The magnitude of City Council's streetcar-before-people priorities has never been so glaring.
The city on Monday furloughed 1,700 employees indefinitely amid the coronavirus-induced financial free fall. The news came as the city also announced it is shutting down the streetcar during the health crisis.
How many of those temporary layoffs could've been avoided if the city had an extra $5 million? That's how much it costs to run a mostly empty streetcar each year.
It's days like Monday when everyone should clearly realize that, yes, it's real money being used for these pet projects. So is $100 million, which is roughly what it'll cost to keep the streetcar running for another 20 years. How many future cuts are going to come at the expense of a useless trolley circling around Downtown and Over-the-Rhine?
It's days like Monday when it's never been more obvious that the streetcar is both a luxury and a liability. The city faces a potential $80 million budget deficit in the coming months, and it can no longer afford ex-Mayor Mark Mallory and the progressives' streetcar.

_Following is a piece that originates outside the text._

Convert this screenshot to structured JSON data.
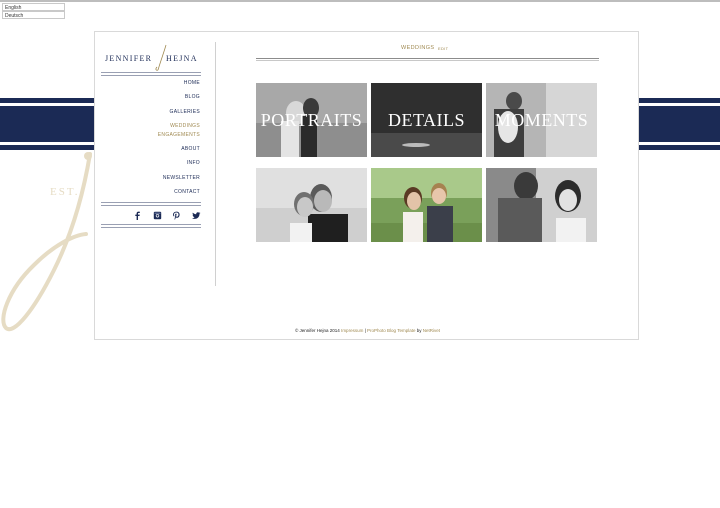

This is an opportunity for Mayor John Cranley and City Manager Patrick Duhaney to try and stop the streetcar budget bleeding for good. They must call the Trump administration and ask for it to let Cincinnati out of streetcar prison. My apologies to the four people who regularly ride the streetcar.
Williams is mad and gleeful at the same time, and frankly Cranley probably will have the city kill the streetcar. But whatever the future holds for Cincinnati's downtown during and after the Trump Depression, the streetcar almost certainly won't be a part of it in any way. The Queen City's made three big bets in the last few years, on keeping the Bengals in town, on getting FC Cincinnati into MLS with a new stadium, and on the streetcar.
The city's losses on the streetcar will be pocket change compared to the other two.